The George Eastman Museum
The home, museum, and death site of Kodak's influential founder.
This surprisingly reasonably-sized complex located in a residential neighborhood is not just a simple testament to the life and accomplishments of George Eastman. It’s the epicenter of everything Kodak and George Eastman once proudly stood for.
It houses one of the biggest collections of photography equipment in the world. The ever-changing photography exhibits are unique, different, and expansive. It’s home to the third largest film archive in the world, including the private collections of Ken Burns, Spike Lee, and Martin Scorsese. After a twelve and half million-dollar expansion in the late 1980s, it also became a hub for film preservation technology. The Dryden Theatre brings film and photography luminaries from across the world to Rochester for special programs, screenings, and award ceremonies.
The house itself was completed in 1905 with an assortment of modern marvels, including a central air conditioning and vacuuming system, internal telephone wiring with 21 stations and a huge pipe organ located in the middle of the central room.
Eastman was also an avid explorer and huntsman. He would go on regular safaris to Africa, bagging himself elephants, rhinos, and antelope. He would then would use the taxidermied animals as decorations, ashtrays, and umbrella holders, which are all on display. (The elephant head is a facsimile based on a plaster cast of the original. Legend has it that the real elephant head is buried under the Rochester Zoo.)

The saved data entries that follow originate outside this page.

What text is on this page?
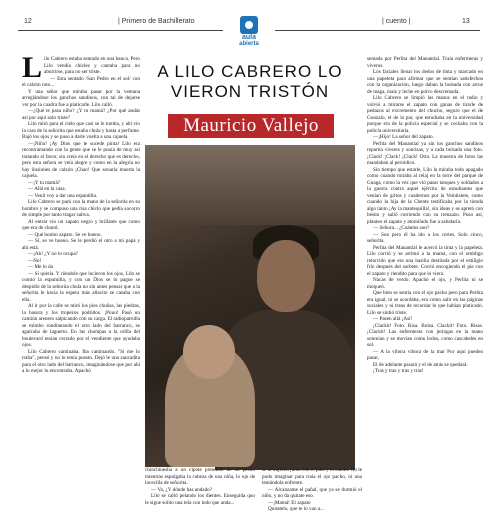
12	| Primero de Bachillerato
aula
abierta
| cuento |	13
A LILO CABRERO LO VIERON TRISTÓN
Mauricio Vallejo

Lilo Cabrero estaba sentado en una banca. Pero Lilo vendía chicles y cantaba para no aburrirse, para no ser triste.

— Esta sentado /San Pedro en el sol/ con el calzón roto...

Y una señor que miraba pasar por la ventana arreglándose los ganchos sandinos, con tal de dejarse ver por la cuadra fue a platicarle. Lilo calló.

—¿Qué te pasa niño? ¿Y tu mamá? ¿Por qué andás así por aquí solo triste?

Lilo miró para el cielo que casi se le tumba, y ahí vio la cara de la señorita que estaba chula y hasta a perfume. Bajó los ojos y se puso a darle vuelta a una cajuela.

—¡Niño! ¡Ay Dios que le sucede pinta! Lilo era recontramando con la gente que se le ponía de muy así tratando el favor, sin creía en el derecho que es derecho, pero esta señora se veía alegre y como en la alegría no hay ilusiones de calzón ¡Chao! Que sonaría muerta la cajuela.

—¡Y tu mamá?

— Allá en la casa.

— Venil voy a dar una espantilla.

Lilo Cabrero se paró con la mano de la señorita en su hombro y se compuso una risa chiclo que pedía socorro de simple por tanto tragar saliva.

Al entrar vio un zapato negro y brillante que como que era de charol.

— Qué bonito zapato. Se ve bueno.

— Sí, se ve bueno. Se le perdió el otro a mi papá y ahí está.

—¡Ah! ¿Y no lo ocupa?

—No!

— Me lo da

— Sí quería. Y riéndole que lucieron los ojos, Lilo se comió la espumilla, y con un Dios se lo pague se despidió de la señorita chula no sin antes pensar que a la señorita le hacía la espera más allacito se casaba con ella.

Al ir por la calle se miró los pies chuñas, las piedras, la basura y los tropezos podridos. ¡Puuu! Pasó un camión arenero salpicando con su carga. El radiopatrulla se mimbo rondineando el otro lado del barranco, se agarraba de laguerto. En las chompas a la orilla del boulevard tenían cerrado por el vendiente que ayudaba ojos.

Lilo Cabrero caminaba. Iba caminando. "Si me lo traba", pensó y no lo tenía puesto. Dejó le una zancadita para el otro lado del barranco, imaginándose que por ahí a lo mejor lo encontraba. Apachó

chinchinesba a un cipote prendido de su pecho mientras espulgaba la cabeza de una niña, lo ojo de lucecilla de señorita.

— Va, ¿Y dónde has andado?

Lilo se calló pelando los dientes. Enseguida quo le sigue solito una tela con lodo que anda...

se la trajeron junto con el pato y el candil. No le pudo imaginar para traía el ojo pacho, ni una tentándola enfrente.

— Alcanzame el pañal, que ya se durmió el niño, y no da quitate eso.

—¡Mamá! El zapato

Quitatelo, que te lo van a...

sentada por Perlita del Manantial. Traía enfermeras y viveros.

Los faciales llenar los dedos de tinta y marcado en una papeleta para afirmar que se sentían satisfechos con la organización, luego daban la bolsada con arroz de maga, maíz y leche en polvo descremada.

Lilo Cabrero se limpió las manos en el radio y volvió a mirarse el zapato con ganas de tirarle de pedazos al excremento del chucho, seguro que el de Gonzalo, el de la par, que estudiaba en la universidad porque era de la policía especial y se cochaba con la policía universitaria.

—¡Hijo! La señor del zapato.

Perlita del Manantial ya sin los ganchos sandinos repartía víveres y sonrisas, y a cada bolsada una foto. ¡Clack! ¡Clack! ¡Clack! Otra. La muestra de fotos las mandaban al periódico.

Sin tiempo que estarle, Lilo la miraba todo apagado como cuando miraba al relaj en la torre del parque de Guaga, como la vez que vió pasar tanques y soldados a la guerra contra aquel ejército de estudiantes que venían de gritos y cuadernos por la Veintisiete, como cuando la hija de la Chente testificaba por la tienda algo tanto ¡Ay la mantequilla!, sin ideas y se apretó con besito y salió corriendo con su trenzazo. Puso así, planteo el zapato y atornilado fue a saludarla.

— Señora... ¿Cuántos son?

— Son pero él ha ido a los cortes. Solo cinco, señorita.

Perlita del Manantial le acercó la tinta y la papeleta. Lilo corrió y se arrimó a la mamá, con el ombligo retorcido que era una basilia destilada por el estiligio frío después del sorbete. Corrió encogiendo el pie con el zapato y riendito para que lo viera.

Nacas de verdo. Apachó el ojo, y Perlita ni se moqueó.

Que bien se sentía con el ojo pacho pero para Perlita era igual, ni se acordaba, era como salir en las páginas sociales y ni trans de recordar lo que habían platicado. Lilo se sintió triste.

— Pasen allá ¡Así!

¡Clackit! Foto. Risa. Bolsa. Clackit! Foto. Risas. ¡Clackit! Las enfermeras con jeringas en la mano sonreían y se movían como lodos, como cascabeles en sol.

— A la vibora vibora de la mar Por aquí pueden pasar,

El de adelante pasará y el de atrás se quedará.

¡Tras y tras y tras y tras!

On March 4th, 1932, riddled with a degenerative disorder that affected his spine and rendering him hardly able to walk, he went into his bedroom and shot himself in the heart. He left a note that read, “To my friends: my work is done. Why wait?”
You are able to enter his bedroom which is now a hands-on mini lab to see how photographs used to be made, and the note is on display in the second floor East-front sitting room. Unfortunately the gun disappeared shortly after his death.
The Aeolian Pipe Organ is a “player” instrument much like an old fashioned player piano complete with paper rolls that activate the sounds of the pipe organ. The organ is undergoing a complete restoration, but with 72 of its 132 sounds now playing you would be hard pressed to think that anything was missing. The pipes of the organ completely surround the central room of the mansion creating a magnificent surround-sound experience available no where else.
The organ is played at random times as well as most Sunday afternoons at either 3 or 4 PM.